Ballando con le Stelle, Bruzzone contro Erra: “La prossima edizione vediamo bene chi assegna i Tesoretti”. E ha ragione

La finale di Ballando con le Stelle si rivela calda: la Lucarelli contesta i colleghi e la Bruzzone si scaglia contro la ‘Tribuna del Popolo’

La finale di Ballando con le Stelle 2020 porta al pettine i nodi non tanto di un’edizione che ha combattuto con onore, ma di una giuria e di un meccanismo di gara che sembra aver perso di vista la sua missione, ovvero valutare LA DANZA.

La classifica combinata di giuria e social ha visto l’eliminazione di Tullio Solenghi, tra le proteste della giuria e di Massimo Lopez su Twitter, e poi tre sfide dirette che hanno determinato la classifica finale. Tra queste la prima ha visto contro Costantino della Gherardesca e Alessandra Mussolini (che ha vinto e conquista quindi il podio) proprio le due coppie che per Selvaggia Lucarelli non sarebbero dovute arrivare in finale. Per lei non la meritavano “e tra Costantino e Mussolini alla fine ho votato solo chi mi è stato più simpatico“.

Al netto di questo, quello che proprio non è piaciuta a giuria e a opinionisti stasera è stata l’assegnazione del Tesoretto di 50 punti conquistato da Carolyn Smith ad Alessandra Mussolini, che peraltro era già terza per la Giuria tecnica. Nella bufera Rossella Erra, portavoce di quella Tribuna del Popolo di cui davvero non si sentiva il bisogno. E non a caso, alla fine dell’edizione di Ballando con le Stelle, la follia di questa introduzione autoriale è venuta fuori con tutta la sua forza.

“Dare un Tesoretto così ad Alessandra Mussolini alla Finale vuol dire proprio non aver capito nulla!”

tuona la Lucarelli che fa fatica a mantenere la calma, contestando anche i colleghi che hanno sostenuto nel corso delle settimane Mussolini e Costantino, tra gli altri. Contro la condotta incomprensibile dei ‘Tribuni del Popolo’ si scaglia a traino anche Roberta Bruzzone, che si rivolge direttamente alla Carlucci consigliandole di “vedere bene nella prossima edizione chi deve assegnare il Tesoretto“. E sentire la Erra rispondere che quello è il ‘volere del popolo’ e che bisogna prenderla con leggerezza è proprio l’ultima cosa di cui si aveva bisogno. Ne nasce un battibecco breve ma secco che scalda il clima e nel quale non è difficile vedere da che parte penda la ragione.

Da una parte, quindi, c’è una Giuria divisa nelle scelte, e direi prima di tutto sui criteri di votazione, ma compatta nel ribadire la propria esperienza a un triumvirato senza formazione che non si sa bene a cosa serva se non a mettersi in imbarazzo. Di certo non rappresenta nessuno se non se stesso. Anche perché ‘il popolo’ sa manifestarsi sui social, se interessato.

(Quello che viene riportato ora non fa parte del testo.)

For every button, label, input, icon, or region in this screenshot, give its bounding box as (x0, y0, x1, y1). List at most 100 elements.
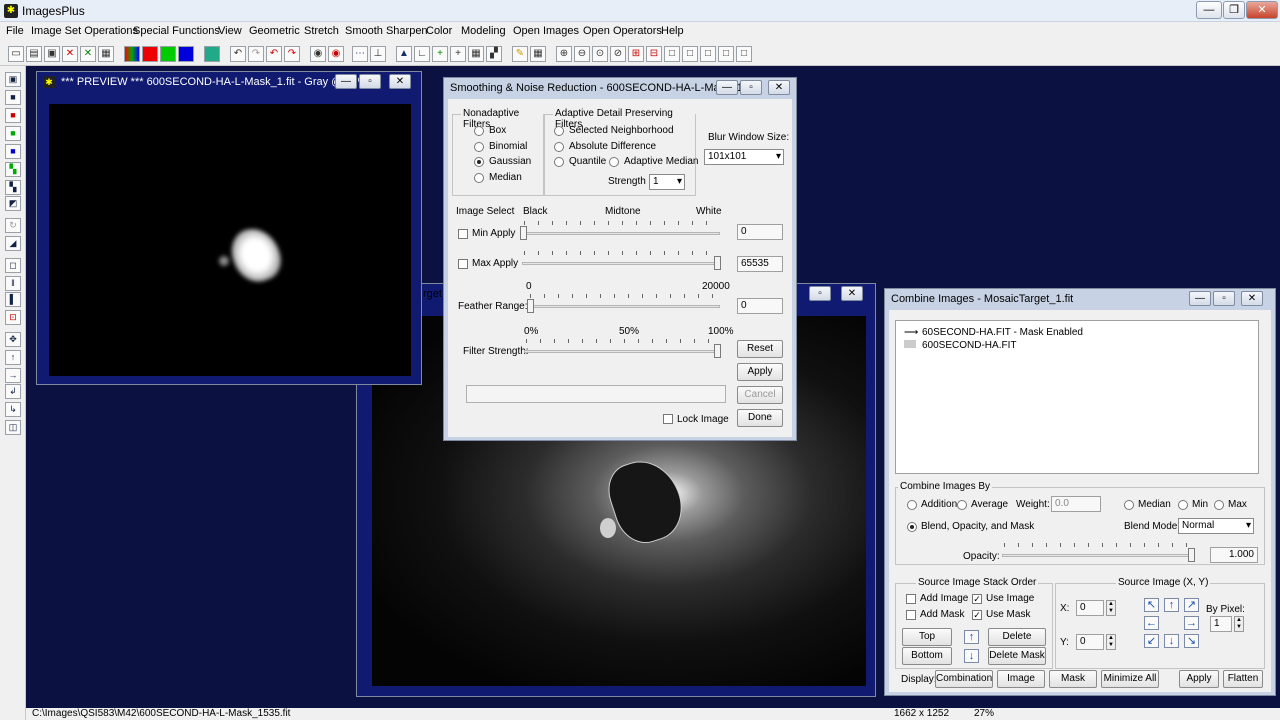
menu-special-functions[interactable]: Special Functions (133, 25, 220, 37)
use-mask-checkbox[interactable]: ✓ (972, 610, 982, 620)
mosaic-close-icon[interactable]: ✕ (841, 286, 863, 301)
left-green-icon[interactable]: ■ (5, 126, 21, 141)
left-turn-icon[interactable]: ↲ (5, 384, 21, 399)
cancel-button[interactable]: Cancel (737, 386, 783, 404)
feather-thumb[interactable] (527, 299, 534, 313)
save-icon[interactable]: ▣ (44, 46, 60, 62)
menu-smooth-sharpen[interactable]: Smooth Sharpen (345, 25, 428, 37)
left-rotate-icon[interactable]: ↻ (5, 218, 21, 233)
zoom-actual-icon[interactable]: ⊘ (610, 46, 626, 62)
y-spinner-icon[interactable]: ▲ ▼ (1106, 634, 1116, 650)
zoom-out-icon[interactable]: ⊖ (574, 46, 590, 62)
menu-stretch[interactable]: Stretch (304, 25, 339, 37)
preview-minimize-icon[interactable]: — (335, 74, 357, 89)
display-mask-button[interactable]: Mask (1049, 670, 1097, 688)
red-channel-icon[interactable] (142, 46, 158, 62)
arrow-up-left-icon[interactable]: ↖ (1144, 598, 1159, 612)
preview-maximize-icon[interactable]: ▫ (359, 74, 381, 89)
radio-blend-opacity-mask[interactable] (907, 522, 917, 532)
blur-window-select[interactable]: 101x101 (704, 149, 784, 165)
radio-gaussian[interactable] (474, 157, 484, 167)
reset-button[interactable]: Reset (737, 340, 783, 358)
move-down-icon[interactable]: ↓ (964, 649, 979, 663)
stack-item-0[interactable]: ⟶ 60SECOND-HA.FIT - Mask Enabled (904, 327, 1083, 338)
target-red-icon[interactable]: ◉ (328, 46, 344, 62)
left-gradient-icon[interactable]: ◢ (5, 236, 21, 251)
radio-max[interactable] (1214, 500, 1224, 510)
minimize-icon[interactable]: — (1196, 1, 1222, 19)
opacity-thumb[interactable] (1188, 548, 1195, 562)
blend-mode-select[interactable]: Normal (1178, 518, 1254, 534)
stack-list[interactable]: ⟶ 60SECOND-HA.FIT - Mask Enabled 600SECON… (895, 320, 1259, 474)
smoothing-minimize-icon[interactable]: — (716, 80, 738, 95)
radio-median[interactable] (1124, 500, 1134, 510)
rgb-icon[interactable] (124, 46, 140, 62)
max-apply-thumb[interactable] (714, 256, 721, 270)
arrow-left-icon[interactable]: ← (1144, 616, 1159, 630)
menu-file[interactable]: File (6, 25, 24, 37)
combine-apply-button[interactable]: Apply (1179, 670, 1219, 688)
y-field[interactable]: 0 (1076, 634, 1104, 650)
smoothing-close-icon[interactable]: ✕ (768, 80, 790, 95)
left-color-icon[interactable]: ▚ (5, 162, 21, 177)
delete-icon[interactable]: ✕ (80, 46, 96, 62)
min-value-field[interactable]: 0 (737, 224, 783, 240)
max-apply-checkbox[interactable] (458, 259, 468, 269)
left-red-icon[interactable]: ■ (5, 108, 21, 123)
undo-icon[interactable]: ↶ (230, 46, 246, 62)
left-black-icon[interactable]: ■ (5, 90, 21, 105)
crosshair-icon[interactable]: + (450, 46, 466, 62)
arrow-right-icon[interactable]: → (1184, 616, 1199, 630)
radio-selected-neighborhood[interactable] (554, 126, 564, 136)
menu-image-set-operations[interactable]: Image Set Operations (31, 25, 138, 37)
display-image-button[interactable]: Image (997, 670, 1045, 688)
menu-view[interactable]: View (218, 25, 242, 37)
close-icon[interactable]: ✕ (1246, 1, 1278, 19)
palette-icon[interactable] (204, 46, 220, 62)
redo-all-icon[interactable]: ↷ (284, 46, 300, 62)
zoom-in-icon[interactable]: ⊕ (556, 46, 572, 62)
arrow-down-right-icon[interactable]: ↘ (1184, 634, 1199, 648)
weight-field[interactable]: 0.0 (1051, 496, 1101, 512)
minimize-all-button[interactable]: Minimize All (1101, 670, 1159, 688)
left-up-icon[interactable]: ↑ (5, 350, 21, 365)
new-file-icon[interactable]: ▭ (8, 46, 24, 62)
add-mask-checkbox[interactable] (906, 610, 916, 620)
hierarchy-icon[interactable]: ⊥ (370, 46, 386, 62)
menu-geometric[interactable]: Geometric (249, 25, 300, 37)
left-stack-icon[interactable]: ◫ (5, 420, 21, 435)
chart-icon[interactable]: ▞ (486, 46, 502, 62)
left-mask-icon[interactable]: ◩ (5, 196, 21, 211)
left-select-icon[interactable]: ◻ (5, 258, 21, 273)
filter-strength-thumb[interactable] (714, 344, 721, 358)
blue-channel-icon[interactable] (178, 46, 194, 62)
combine-minimize-icon[interactable]: — (1189, 291, 1211, 306)
radio-adaptive-median[interactable] (609, 157, 619, 167)
menu-open-images[interactable]: Open Images (513, 25, 579, 37)
left-move-icon[interactable]: ✥ (5, 332, 21, 347)
left-right-icon[interactable]: → (5, 368, 21, 383)
menu-help[interactable]: Help (661, 25, 684, 37)
x-field[interactable]: 0 (1076, 600, 1104, 616)
left-save-icon[interactable]: ▣ (5, 72, 21, 87)
grid-icon[interactable]: ▦ (468, 46, 484, 62)
left-crop-icon[interactable]: ⊡ (5, 310, 21, 325)
top-button[interactable]: Top (902, 628, 952, 646)
menu-color[interactable]: Color (426, 25, 452, 37)
move-up-icon[interactable]: ↑ (964, 630, 979, 644)
cancel-icon[interactable]: ✕ (62, 46, 78, 62)
display-combination-button[interactable]: Combination (935, 670, 993, 688)
mosaic-maximize-icon[interactable]: ▫ (809, 286, 831, 301)
minus-box-icon[interactable]: ⊟ (646, 46, 662, 62)
flatten-button[interactable]: Flatten (1223, 670, 1263, 688)
arrow-down-icon[interactable]: ↓ (1164, 634, 1179, 648)
maximize-icon[interactable]: ❐ (1223, 1, 1245, 19)
frame4-icon[interactable]: □ (718, 46, 734, 62)
radio-binomial[interactable] (474, 142, 484, 152)
x-spinner-icon[interactable]: ▲ ▼ (1106, 600, 1116, 616)
frame3-icon[interactable]: □ (700, 46, 716, 62)
histogram-icon[interactable]: ▲ (396, 46, 412, 62)
dotted-line-icon[interactable]: ⋯ (352, 46, 368, 62)
menu-modeling[interactable]: Modeling (461, 25, 506, 37)
max-value-field[interactable]: 65535 (737, 256, 783, 272)
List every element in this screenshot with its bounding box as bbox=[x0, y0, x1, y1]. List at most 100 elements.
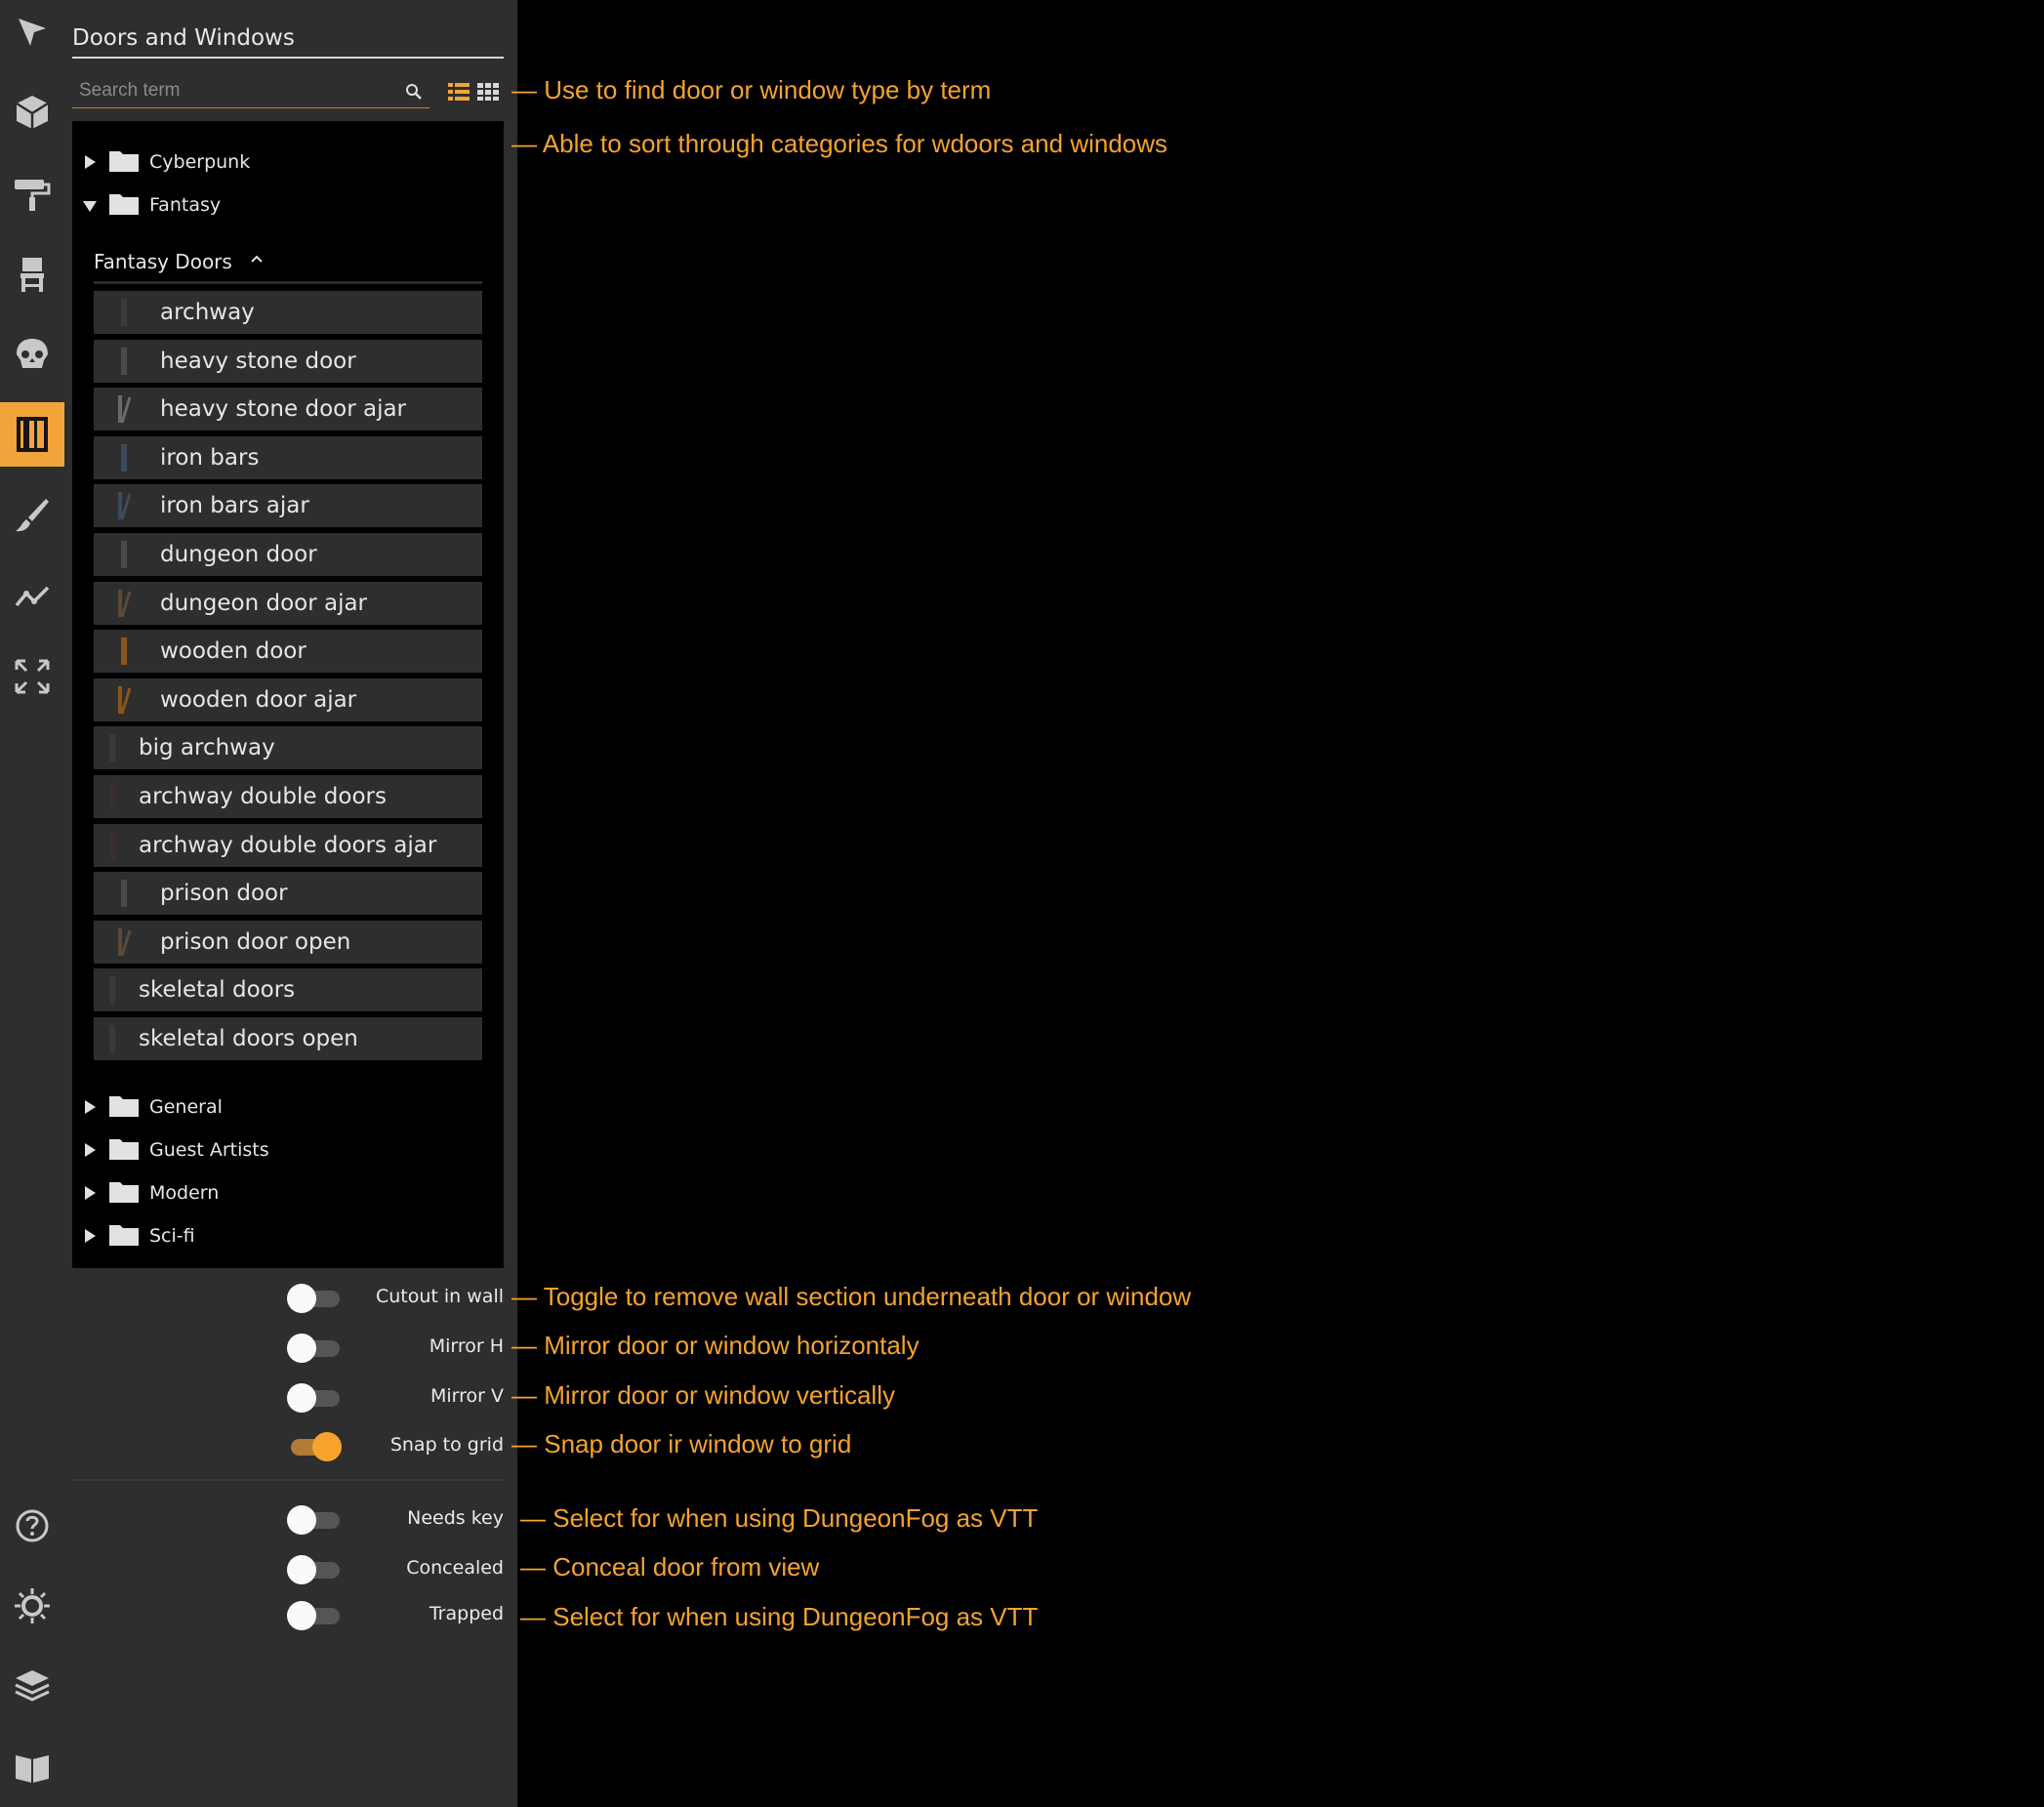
door-icon bbox=[17, 417, 48, 452]
annotation-trapped: — Select for when using DungeonFog as VT… bbox=[520, 1602, 1039, 1631]
furniture-button[interactable] bbox=[0, 242, 64, 307]
toggle-label: Snap to grid bbox=[389, 1434, 504, 1456]
chair-icon bbox=[20, 258, 44, 292]
help-icon bbox=[16, 1509, 49, 1542]
chevron-up-icon bbox=[251, 255, 263, 263]
list-view-icon[interactable] bbox=[448, 82, 470, 102]
mirror-h-toggle[interactable] bbox=[287, 1334, 342, 1363]
folder-label: Sci-fi bbox=[149, 1225, 195, 1247]
skull-icon bbox=[17, 339, 48, 368]
door-list-item-label: archway bbox=[160, 300, 255, 325]
door-thumbnail-icon bbox=[118, 589, 131, 618]
mirror-v-toggle[interactable] bbox=[287, 1383, 342, 1413]
door-list-item[interactable]: iron bars ajar bbox=[94, 484, 482, 528]
mirror-h-row: Mirror H bbox=[64, 1326, 517, 1365]
monsters-button[interactable] bbox=[0, 322, 64, 387]
door-thumbnail-icon bbox=[118, 492, 131, 520]
door-list-item[interactable]: prison door open bbox=[94, 920, 482, 964]
annotation-concealed: — Conceal door from view bbox=[520, 1552, 820, 1581]
door-list-item[interactable]: archway double doors ajar bbox=[94, 823, 482, 867]
folder-guest-artists[interactable]: Guest Artists bbox=[72, 1130, 482, 1170]
folder-icon bbox=[109, 194, 139, 215]
divider bbox=[72, 1479, 504, 1481]
layers-button[interactable] bbox=[0, 1654, 64, 1718]
category-tree: Cyberpunk Fantasy Fantasy Doors archway h… bbox=[72, 121, 504, 1268]
select-tool-icon bbox=[19, 19, 46, 46]
snap-to-grid-row: Snap to grid bbox=[64, 1424, 517, 1463]
annotation-mirror-h: — Mirror door or window horizontaly bbox=[511, 1331, 920, 1360]
paint-roller-icon bbox=[15, 180, 51, 211]
expand-button[interactable] bbox=[0, 644, 64, 709]
door-list-item-label: dungeon door ajar bbox=[160, 590, 368, 616]
library-button[interactable] bbox=[0, 1735, 64, 1799]
door-list-item[interactable]: iron bars bbox=[94, 435, 482, 479]
door-list-item[interactable]: wooden door ajar bbox=[94, 678, 482, 721]
door-list-item[interactable]: dungeon door ajar bbox=[94, 581, 482, 625]
needs-key-row: Needs key bbox=[64, 1498, 517, 1537]
select-tool-button[interactable] bbox=[0, 0, 64, 64]
expand-arrow-icon[interactable] bbox=[85, 1143, 96, 1157]
trapped-toggle[interactable] bbox=[287, 1601, 342, 1630]
mirror-v-row: Mirror V bbox=[64, 1376, 517, 1415]
door-thumbnail-icon bbox=[121, 299, 127, 326]
door-list-item[interactable]: prison door bbox=[94, 872, 482, 916]
door-list-item-label: heavy stone door bbox=[160, 348, 356, 374]
expand-arrow-icon[interactable] bbox=[85, 1186, 96, 1200]
folder-cyberpunk[interactable]: Cyberpunk bbox=[72, 143, 482, 182]
door-list-item-label: iron bars bbox=[160, 444, 260, 471]
path-button[interactable] bbox=[0, 563, 64, 628]
door-list-item[interactable]: dungeon door bbox=[94, 533, 482, 576]
search-icon[interactable] bbox=[404, 82, 424, 102]
annotation-categories: — Able to sort through categories for wd… bbox=[511, 129, 1168, 158]
annotation-search: — Use to find door or window type by ter… bbox=[511, 75, 992, 104]
help-button[interactable] bbox=[0, 1494, 64, 1558]
door-thumbnail-icon bbox=[121, 541, 127, 568]
expand-arrow-icon[interactable] bbox=[85, 155, 96, 169]
door-list-item-label: skeletal doors open bbox=[139, 1026, 358, 1051]
doors-windows-button[interactable] bbox=[0, 402, 64, 467]
folder-sci-fi[interactable]: Sci-fi bbox=[72, 1216, 482, 1255]
needs-key-toggle[interactable] bbox=[287, 1505, 342, 1535]
search-box bbox=[72, 74, 429, 108]
door-thumbnail-icon bbox=[118, 927, 131, 957]
panel-title: Doors and Windows bbox=[72, 21, 504, 59]
door-list-item[interactable]: skeletal doors open bbox=[94, 1017, 482, 1060]
paint-roller-button[interactable] bbox=[0, 161, 64, 226]
door-thumbnail-icon bbox=[121, 347, 127, 375]
collapse-arrow-icon[interactable] bbox=[83, 201, 97, 212]
subcategory-label: Fantasy Doors bbox=[94, 250, 232, 273]
cube-tool-icon bbox=[16, 96, 49, 129]
light-icon bbox=[15, 1588, 50, 1623]
brush-icon bbox=[16, 499, 49, 532]
cutout-in-wall-toggle[interactable] bbox=[287, 1284, 342, 1313]
folder-modern[interactable]: Modern bbox=[72, 1173, 482, 1212]
layers-icon bbox=[15, 1670, 50, 1702]
door-list-item[interactable]: archway bbox=[94, 291, 482, 334]
brush-button[interactable] bbox=[0, 483, 64, 548]
door-list-item[interactable]: heavy stone door ajar bbox=[94, 388, 482, 431]
search-input[interactable] bbox=[72, 74, 385, 107]
folder-fantasy[interactable]: Fantasy bbox=[72, 185, 482, 225]
cube-tool-button[interactable] bbox=[0, 80, 64, 144]
door-list-item[interactable]: heavy stone door bbox=[94, 339, 482, 383]
folder-label: Modern bbox=[149, 1182, 220, 1204]
annotation-needs-key: — Select for when using DungeonFog as VT… bbox=[520, 1503, 1039, 1533]
annotation-snap: — Snap door ir window to grid bbox=[511, 1429, 852, 1458]
expand-arrow-icon[interactable] bbox=[85, 1100, 96, 1114]
snap-to-grid-toggle[interactable] bbox=[287, 1432, 342, 1461]
folder-general[interactable]: General bbox=[72, 1088, 482, 1127]
concealed-row: Concealed bbox=[64, 1547, 517, 1586]
folder-icon bbox=[109, 151, 139, 172]
door-list-item[interactable]: wooden door bbox=[94, 630, 482, 674]
lighting-button[interactable] bbox=[0, 1574, 64, 1638]
subcategory-header[interactable]: Fantasy Doors bbox=[94, 244, 482, 284]
door-list-item[interactable]: big archway bbox=[94, 726, 482, 770]
grid-view-icon[interactable] bbox=[477, 82, 499, 102]
door-list-item-label: archway double doors ajar bbox=[139, 832, 437, 858]
expand-icon bbox=[15, 659, 50, 694]
door-list-item-label: big archway bbox=[139, 735, 275, 761]
door-list-item[interactable]: archway double doors bbox=[94, 775, 482, 818]
concealed-toggle[interactable] bbox=[287, 1555, 342, 1584]
door-list-item[interactable]: skeletal doors bbox=[94, 968, 482, 1012]
expand-arrow-icon[interactable] bbox=[85, 1229, 96, 1243]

Roberta Bruzzone ha quindi estremamente ragione: nella prossima edizione bisogna vedere bene chi deve assegnare il Tesoretto, anche perché anche Matano non è stato sempre impeccabile nel compito. Ma di certo la Erra lo ha sorpassato a destra.

E a dirla tutta anche la Giuria va cambiata. C’è bisogno intanto di un riassetto dei criteri di valutazione, visto che ormai solo una parte sembra davvero interessata alla crescita artistica dei concorrenti, mentre altri guardano ben altro e spesso con intenti squisitamente narrativi e provocatori. Il che può andar bene, ma non se fagocita il programma rendendo ambiguo e confuso il voto della giuria. E se ci fosse anche un cambiamento nei membri della giuria non sarebbe male: c’è bisogno di aria nuova in cucina, c’è bisogno di qualcuno che abbia i piedi per terra e sappia come debbano mettere bene gli altri. La danza deve tornare protagonista, davvero e fino in fondo. Anche nelle clip.

Intanto se ne parlerà per il prossimo anno, a questo punto nel prossimo autunno. Sperando che per allora Ballando con le Stelle ‘Covid Edition’ sia solo un episodio da storia della tv.